My latest offering, Doomed in the current contest, is unusual in that I wrote it from start to finish. Mainly this is because I didn't have any more time to edit and rework bits of it.
define beginning.
For me, the beginning of a story is a decision point at which the story becomes possible. I write just a little before that point, and at the decision point, that's chapter one.
I often then backfill events that are important to the plot, but which occur significantly previous to the decision point, using either straight memory, or full flashbacks.
I don't remember who it was, but a famous author once said of beginnings, middles, and ends, that the true beginning of a story is always significantly before the middle you choose to begin at.
Abigail Drew.
Abigail Drew.
That happens on a more than regular basis
I will rough plot the storyline then fill in different places... i re read the patchwork then stitch or cut as needed... Geeze! i write quilts!
Diana
There have been several times
... when I've had an idea for a chapter, wrote it out, and then backfilled the story to fit it.

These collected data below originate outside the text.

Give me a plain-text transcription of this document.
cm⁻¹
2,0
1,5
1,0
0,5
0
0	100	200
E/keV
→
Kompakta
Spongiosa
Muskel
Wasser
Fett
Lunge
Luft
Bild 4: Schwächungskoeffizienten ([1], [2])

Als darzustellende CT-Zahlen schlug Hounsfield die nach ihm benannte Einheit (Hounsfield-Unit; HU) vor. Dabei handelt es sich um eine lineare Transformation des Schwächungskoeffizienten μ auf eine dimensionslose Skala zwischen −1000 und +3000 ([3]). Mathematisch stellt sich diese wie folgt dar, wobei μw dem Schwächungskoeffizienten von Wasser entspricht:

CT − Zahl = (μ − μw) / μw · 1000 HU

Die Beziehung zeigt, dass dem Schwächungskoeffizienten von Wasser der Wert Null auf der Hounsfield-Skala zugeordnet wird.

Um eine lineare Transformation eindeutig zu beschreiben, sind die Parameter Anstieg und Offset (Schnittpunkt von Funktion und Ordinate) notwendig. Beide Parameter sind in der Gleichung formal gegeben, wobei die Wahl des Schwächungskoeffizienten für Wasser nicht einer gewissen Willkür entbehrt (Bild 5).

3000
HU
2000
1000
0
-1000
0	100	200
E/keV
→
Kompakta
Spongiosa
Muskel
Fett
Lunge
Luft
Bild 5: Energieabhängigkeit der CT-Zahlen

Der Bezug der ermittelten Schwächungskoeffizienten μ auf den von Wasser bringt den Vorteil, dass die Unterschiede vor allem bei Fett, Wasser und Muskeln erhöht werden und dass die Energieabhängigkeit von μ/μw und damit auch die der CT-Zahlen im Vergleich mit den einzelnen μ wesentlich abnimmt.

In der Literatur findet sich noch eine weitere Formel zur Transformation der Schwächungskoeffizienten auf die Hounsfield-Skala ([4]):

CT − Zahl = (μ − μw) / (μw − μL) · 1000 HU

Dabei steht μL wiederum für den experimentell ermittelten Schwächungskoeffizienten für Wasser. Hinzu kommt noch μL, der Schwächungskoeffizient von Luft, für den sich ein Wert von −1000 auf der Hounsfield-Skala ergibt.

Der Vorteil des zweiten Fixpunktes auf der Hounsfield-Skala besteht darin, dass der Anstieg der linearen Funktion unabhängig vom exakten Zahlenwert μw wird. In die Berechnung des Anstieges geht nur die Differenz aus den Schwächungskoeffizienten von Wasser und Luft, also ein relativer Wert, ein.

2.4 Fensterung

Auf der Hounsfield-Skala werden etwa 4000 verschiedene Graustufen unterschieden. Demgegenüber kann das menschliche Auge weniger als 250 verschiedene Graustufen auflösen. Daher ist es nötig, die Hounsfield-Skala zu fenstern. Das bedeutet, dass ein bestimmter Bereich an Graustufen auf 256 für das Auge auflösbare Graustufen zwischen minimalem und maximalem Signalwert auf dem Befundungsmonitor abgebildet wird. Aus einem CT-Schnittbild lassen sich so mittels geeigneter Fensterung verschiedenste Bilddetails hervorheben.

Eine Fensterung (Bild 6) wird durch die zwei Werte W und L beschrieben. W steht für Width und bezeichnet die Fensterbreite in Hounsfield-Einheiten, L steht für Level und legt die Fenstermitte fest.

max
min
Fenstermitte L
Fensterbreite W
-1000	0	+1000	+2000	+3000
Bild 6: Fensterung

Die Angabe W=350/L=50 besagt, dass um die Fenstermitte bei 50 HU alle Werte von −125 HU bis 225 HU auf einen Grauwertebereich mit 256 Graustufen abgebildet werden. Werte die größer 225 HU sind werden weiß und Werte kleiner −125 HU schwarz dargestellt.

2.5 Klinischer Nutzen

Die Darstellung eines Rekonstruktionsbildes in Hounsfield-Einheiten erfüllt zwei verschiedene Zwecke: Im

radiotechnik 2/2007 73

Some examples are the epilog to The Narragansett Fork, the chapter where Sylvia in Who Is Sylvia rushes off to her beloved when she realizes she loves him, where John and Fanny make love for the first time in The Narragansett Fork, and when Bobbie, Cindy and The Wizard save Santa in Cynthia and the High School Years (I made that a separate story, too).
Portia
Portia
Well, Hey,
Hell, I wrote an entire sequel to a previous unpublished story only half finished.
Kolchak; The Nylon Stalker, Yule Tide Me Over; A Stalking Stuffer was posted on two sites before I put a wrap on Not To Praise But To Bury Him. In fact, the Xmas story helped me finish by hinting at events I hadn't imagined yet.
Way Zim
One of my all time favorite
One of my all time favorite TG stories starts in the middle.
'A Bizarre Turn of Events', by Karen Albright.
This story has everything! Turns a big guy into a tiny nymphomaniac who is more boobs than girl!
What's not to love?
Wholeman
Yes, the weird author with the boob fetish.
Yes, the weird author with the boob fetish.